Question

hw14 the chain rule (target c4; §3.6)
score: 10/11 answered: 10/11
question 11
a mass attached to a vertical spring has position function given by (s(t)=2sin(2t)) where (t) is measured in seconds and (s) in inches.
find the velocity at time (t = 4).
find the acceleration at time (t = 4).
question help: message instructor

Explanation:

Step1: Recall velocity - position relationship

Velocity $v(t)$ is the derivative of position function $s(t)$. Using the chain - rule, if $s(t)=2\sin(2t)$, then $v(t)=s^\prime(t)$. The derivative of $\sin(u)$ with respect to $x$ is $\cos(u)\cdot u^\prime$, where $u = 2t$ and $u^\prime=2$. So $v(t)=2\cos(2t)\cdot2 = 4\cos(2t)$.

Step2: Calculate velocity at $t = 4$

Substitute $t = 4$ into $v(t)$: $v(4)=4\cos(2\times4)=4\cos(8)$.

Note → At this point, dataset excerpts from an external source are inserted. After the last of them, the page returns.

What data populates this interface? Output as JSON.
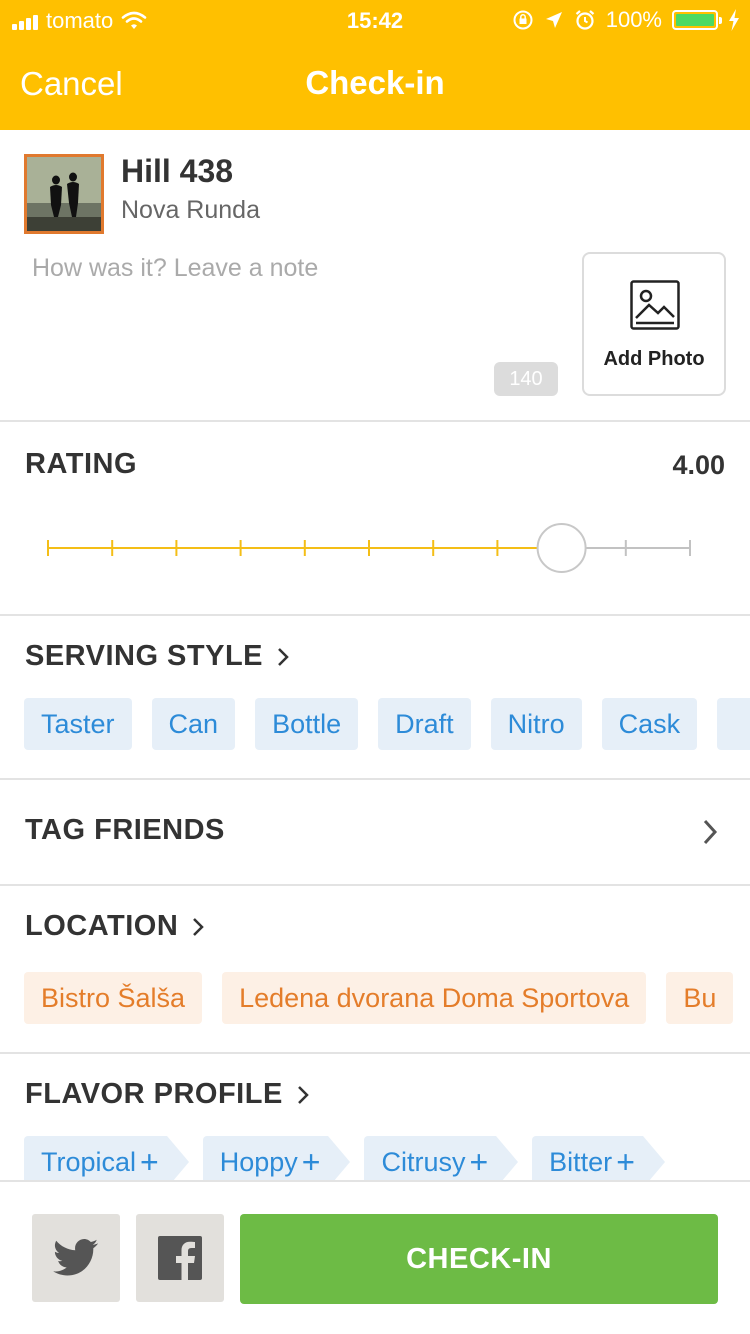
{
  "status_bar": {
    "carrier": "tomato",
    "time": "15:42",
    "battery": "100%",
    "battery_level": 1.0
  },
  "nav": {
    "cancel_label": "Cancel",
    "title": "Check-in"
  },
  "beer": {
    "name": "Hill 438",
    "brewery": "Nova Runda",
    "note_placeholder": "How was it? Leave a note",
    "char_count": "140",
    "add_photo_label": "Add Photo"
  },
  "rating": {
    "title": "RATING",
    "value_text": "4.00",
    "value": 4.0,
    "min": 0,
    "max": 5
  },
  "serving_style": {
    "title": "SERVING STYLE",
    "options": [
      "Taster",
      "Can",
      "Bottle",
      "Draft",
      "Nitro",
      "Cask"
    ]
  },
  "tag_friends": {
    "title": "TAG FRIENDS"
  },
  "location": {
    "title": "LOCATION",
    "options": [
      "Bistro Šalša",
      "Ledena dvorana Doma Sportova",
      "Bu"
    ]
  },
  "flavor_profile": {
    "title": "FLAVOR PROFILE",
    "tags": [
      "Tropical",
      "Hoppy",
      "Citrusy",
      "Bitter"
    ]
  },
  "footer": {
    "checkin_label": "CHECK-IN"
  },
  "colors": {
    "header": "#FFC000",
    "slider_active": "#F4BE17",
    "chip_blue": "#2D8BD8",
    "chip_orange": "#E47D2A",
    "checkin_green": "#6DBB45"
  }
}
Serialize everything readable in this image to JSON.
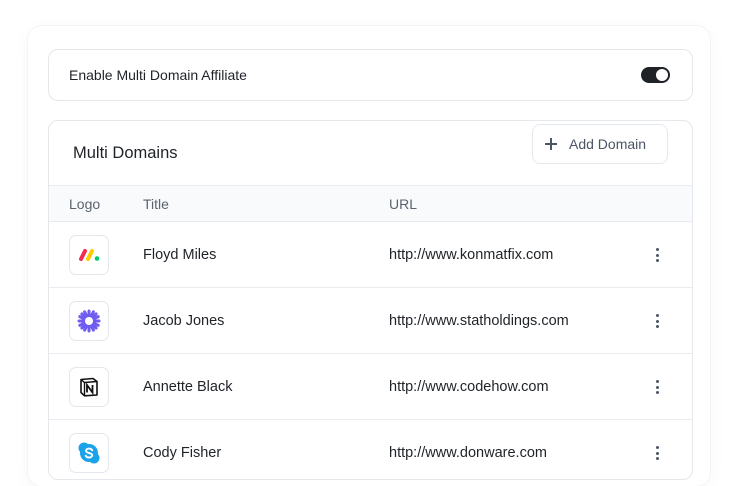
{
  "settings": {
    "toggle_label": "Enable Multi Domain Affiliate",
    "toggle_on": true
  },
  "domains": {
    "title": "Multi Domains",
    "add_label": "Add Domain",
    "columns": {
      "logo": "Logo",
      "title": "Title",
      "url": "URL"
    },
    "rows": [
      {
        "logo": "monday-logo",
        "title": "Floyd Miles",
        "url": "http://www.konmatfix.com"
      },
      {
        "logo": "zapier-logo",
        "title": "Jacob Jones",
        "url": "http://www.statholdings.com"
      },
      {
        "logo": "notion-logo",
        "title": "Annette Black",
        "url": "http://www.codehow.com"
      },
      {
        "logo": "skype-logo",
        "title": "Cody Fisher",
        "url": "http://www.donware.com"
      }
    ]
  },
  "colors": {
    "toggle_active": "#1f2328",
    "monday_red": "#f62b54",
    "monday_yellow": "#ffcc00",
    "monday_green": "#00ca72",
    "zapier_purple": "#6f5cf0",
    "skype_blue": "#1aa3e8"
  }
}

Step3: Recall acceleration - velocity relationship

Acceleration $a(t)$ is the derivative of velocity function $v(t)$. Since $v(t)=4\cos(2t)$, using the chain - rule, the derivative of $\cos(u)$ with respect to $x$ is $-\sin(u)\cdot u^\prime$, where $u = 2t$ and $u^\prime = 2$. So $a(t)=v^\prime(t)=4(-\sin(2t))\cdot2=-8\sin(2t)$.

Step4: Calculate acceleration at $t = 4$

Substitute $t = 4$ into $a(t)$: $a(4)=-8\sin(2\times4)=-8\sin(8)$.

Answer:

Velocity at $t = 4$: $4\cos(8)$ inches per second
Acceleration at $t = 4$: $-8\sin(8)$ inches per second²